In a study published in the Pediatrics Journal, researchers interviewed a sample size of students of 5,000 teenagers between the ages of 11 to 17. They were asked if they had ever thought of attempting suicide or if they had had a lot of conversations about death or dying.
The teens’ parents were also asked if they believed their children had had such thoughts before.
About half of the parents whose children have thought of such things were oblivious. This suggests a disconnection between parents and children which was not surprising.
Senior Lecturer, and a Social and Community Psychologist at the University of Ghana Psychology Department, Dr. Johnny Andoh-Arthur has revealed that the disconnection between parents and their children is a key risk for mental health challenges among children. According to him;
“Parents often find it challenging to identify their children’s mental health issues. There is a significant lack of awareness and knowledge about mental health among parents. This lack of understanding can hinder their ability to recognize signs and symptoms of mental illness in their children. It is also important to note that parents may not always be aware of their own mental health concerns, and this can impact their ability to identify similar issues in their children.”
Dr. Johnny Andoh added that cultural factors that silence children is another reason for neglect of their mental health.
“Cultural factors can come into play. In some cultures, there may be expectations or norms that discourage open discussions about mental health, which can further silence children and make it harder for parents to identify their struggles.“
Why do children stay quiet?
Most juveniles are not able to recognize the feelings and thoughts they experience. It makes it difficult for them to tell their parents. Some children also believe informing their parents about how they feel will be seen as worrying the parents while others think of how their parents may react.
More often than not, results in parents missing out on the signs of the depressive situation the child may be in or likely to be misinterpreted.
What are the possible causes?
Another survey conducted by the 2021 Youth Risk Behavioural Survey reported that 42% of high school students noted persistent feelings of hopelessness and sadness. 22%, according to the survey were classified as suicide, while 10% of the students attempted suicide.
Anxiety, stress, and isolation are some of the factors that accounted for this as well as unrealistic comparisons and unhealthy thoughts.
The 2021 Youth Risk Behavioural Survey noted that 16% of High school students faced cyberbullying.
These two reports depict how young ones suffer mental breakdowns but are not able to open up to their parents.

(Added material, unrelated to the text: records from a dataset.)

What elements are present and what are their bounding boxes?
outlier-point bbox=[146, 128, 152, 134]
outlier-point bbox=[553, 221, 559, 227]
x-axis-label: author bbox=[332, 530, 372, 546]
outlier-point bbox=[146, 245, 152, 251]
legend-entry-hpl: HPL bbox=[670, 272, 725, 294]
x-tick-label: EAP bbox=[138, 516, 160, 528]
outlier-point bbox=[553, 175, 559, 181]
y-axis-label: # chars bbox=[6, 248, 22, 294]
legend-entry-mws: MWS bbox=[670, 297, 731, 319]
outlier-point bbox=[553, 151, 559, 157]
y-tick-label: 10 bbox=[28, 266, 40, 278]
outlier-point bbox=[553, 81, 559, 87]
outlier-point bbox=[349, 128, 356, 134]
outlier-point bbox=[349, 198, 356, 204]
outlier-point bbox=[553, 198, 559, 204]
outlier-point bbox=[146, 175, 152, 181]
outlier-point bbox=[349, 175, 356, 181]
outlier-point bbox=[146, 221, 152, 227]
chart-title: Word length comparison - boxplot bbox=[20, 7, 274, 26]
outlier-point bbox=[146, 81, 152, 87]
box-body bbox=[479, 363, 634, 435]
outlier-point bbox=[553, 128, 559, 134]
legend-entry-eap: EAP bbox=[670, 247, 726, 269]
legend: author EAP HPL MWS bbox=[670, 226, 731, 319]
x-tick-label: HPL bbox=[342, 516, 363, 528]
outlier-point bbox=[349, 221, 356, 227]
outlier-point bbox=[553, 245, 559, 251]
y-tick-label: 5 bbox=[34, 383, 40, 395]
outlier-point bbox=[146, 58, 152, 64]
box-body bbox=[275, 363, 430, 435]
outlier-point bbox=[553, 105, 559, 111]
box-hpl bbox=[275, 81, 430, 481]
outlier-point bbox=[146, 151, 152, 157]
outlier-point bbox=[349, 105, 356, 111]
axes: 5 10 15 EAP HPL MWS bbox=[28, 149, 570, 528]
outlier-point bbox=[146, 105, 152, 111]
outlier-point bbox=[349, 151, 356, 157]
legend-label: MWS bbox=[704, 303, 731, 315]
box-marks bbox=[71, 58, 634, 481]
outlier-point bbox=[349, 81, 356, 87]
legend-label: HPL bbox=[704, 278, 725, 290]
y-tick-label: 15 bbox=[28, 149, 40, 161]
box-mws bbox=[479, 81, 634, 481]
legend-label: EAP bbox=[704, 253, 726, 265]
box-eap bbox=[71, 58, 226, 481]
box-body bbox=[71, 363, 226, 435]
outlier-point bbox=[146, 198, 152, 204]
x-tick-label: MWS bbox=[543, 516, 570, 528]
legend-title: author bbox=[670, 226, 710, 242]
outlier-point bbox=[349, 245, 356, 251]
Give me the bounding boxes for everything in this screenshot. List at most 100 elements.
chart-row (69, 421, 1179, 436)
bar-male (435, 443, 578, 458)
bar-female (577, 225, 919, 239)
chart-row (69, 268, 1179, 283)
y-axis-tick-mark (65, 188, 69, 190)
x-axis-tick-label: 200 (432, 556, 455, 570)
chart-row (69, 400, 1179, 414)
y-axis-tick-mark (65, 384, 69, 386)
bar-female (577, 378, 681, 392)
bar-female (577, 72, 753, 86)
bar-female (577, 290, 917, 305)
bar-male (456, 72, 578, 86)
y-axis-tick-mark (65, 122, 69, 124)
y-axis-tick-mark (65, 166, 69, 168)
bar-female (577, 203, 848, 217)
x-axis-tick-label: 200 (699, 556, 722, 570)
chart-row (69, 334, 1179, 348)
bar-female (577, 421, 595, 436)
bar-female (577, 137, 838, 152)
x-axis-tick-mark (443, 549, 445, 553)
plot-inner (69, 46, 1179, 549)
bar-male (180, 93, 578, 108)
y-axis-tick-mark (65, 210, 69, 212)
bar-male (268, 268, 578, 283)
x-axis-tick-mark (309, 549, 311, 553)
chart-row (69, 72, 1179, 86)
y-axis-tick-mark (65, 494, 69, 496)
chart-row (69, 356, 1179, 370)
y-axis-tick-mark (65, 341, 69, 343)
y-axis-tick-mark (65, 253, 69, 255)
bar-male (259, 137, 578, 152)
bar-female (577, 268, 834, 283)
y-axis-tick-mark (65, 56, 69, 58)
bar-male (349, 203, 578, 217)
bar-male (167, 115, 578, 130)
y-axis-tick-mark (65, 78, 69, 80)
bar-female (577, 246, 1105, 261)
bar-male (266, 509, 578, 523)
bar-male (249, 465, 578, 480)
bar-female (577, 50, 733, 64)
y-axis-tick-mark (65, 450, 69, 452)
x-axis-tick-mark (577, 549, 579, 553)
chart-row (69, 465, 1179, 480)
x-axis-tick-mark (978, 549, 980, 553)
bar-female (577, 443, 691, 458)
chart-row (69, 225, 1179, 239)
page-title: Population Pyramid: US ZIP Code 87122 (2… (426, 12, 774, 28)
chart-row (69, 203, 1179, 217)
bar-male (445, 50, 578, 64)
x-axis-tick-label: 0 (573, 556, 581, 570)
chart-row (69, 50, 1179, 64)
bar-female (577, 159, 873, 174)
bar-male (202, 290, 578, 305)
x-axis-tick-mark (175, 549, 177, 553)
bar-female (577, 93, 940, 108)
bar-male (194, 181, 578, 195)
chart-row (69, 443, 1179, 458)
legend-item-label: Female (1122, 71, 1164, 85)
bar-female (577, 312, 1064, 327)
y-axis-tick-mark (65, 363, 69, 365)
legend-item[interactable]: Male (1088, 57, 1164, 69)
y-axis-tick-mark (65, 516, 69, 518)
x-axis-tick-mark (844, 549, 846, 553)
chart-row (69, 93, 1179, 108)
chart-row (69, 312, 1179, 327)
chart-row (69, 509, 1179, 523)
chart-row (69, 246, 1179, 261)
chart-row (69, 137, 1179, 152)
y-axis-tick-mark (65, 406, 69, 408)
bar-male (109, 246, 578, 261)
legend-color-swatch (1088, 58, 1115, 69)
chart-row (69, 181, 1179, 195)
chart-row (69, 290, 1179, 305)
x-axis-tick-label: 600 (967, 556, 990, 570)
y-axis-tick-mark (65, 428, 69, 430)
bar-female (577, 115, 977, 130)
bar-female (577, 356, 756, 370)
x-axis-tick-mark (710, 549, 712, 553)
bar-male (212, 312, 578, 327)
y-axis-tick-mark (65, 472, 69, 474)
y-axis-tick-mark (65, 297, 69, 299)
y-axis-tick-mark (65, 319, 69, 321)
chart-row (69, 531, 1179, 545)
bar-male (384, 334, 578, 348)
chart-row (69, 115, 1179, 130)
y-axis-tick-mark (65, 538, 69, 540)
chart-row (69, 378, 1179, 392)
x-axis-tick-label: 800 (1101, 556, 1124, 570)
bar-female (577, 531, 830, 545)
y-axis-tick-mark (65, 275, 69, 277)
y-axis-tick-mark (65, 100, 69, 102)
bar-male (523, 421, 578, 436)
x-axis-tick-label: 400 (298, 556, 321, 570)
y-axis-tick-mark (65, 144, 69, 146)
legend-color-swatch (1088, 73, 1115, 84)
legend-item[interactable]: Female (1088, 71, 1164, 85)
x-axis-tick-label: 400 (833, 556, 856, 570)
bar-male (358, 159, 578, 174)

What are some of the signs parents should be on the lookout for?
- When your child begins to act sad or mood swings
- Oftenly getting irritated
- Complaining of fatigue, headache, stomachaches, etc.
- Socially withdrawn
- Change in eating habits
- Drop in academic performance
- Change in sleep patterns
How can parents help their children?
Dr. Johnny Andoh suggests parents should understand that their children have unique personalities that come with varying needs and challenges.
He also entreated parents to exercise patience and empathy towards their children, all whiles being present in their lives.
“As parents, they need to be more empathetic and present in the lives of their children. Parents should encourage their children even when they suffer setbacks in academics and other areas of their lives and should teach them how to cope with life adversities.”
“They should not compare their children with other people’s children or even among siblings. They should rather create a healthy climate in which every child has the opportunity to grow through opportunities and adversities.”
It is essential for parents to increase their understanding of mental health and seek help when in crisis. This will help them to understand their children in unique personalities with varying needs.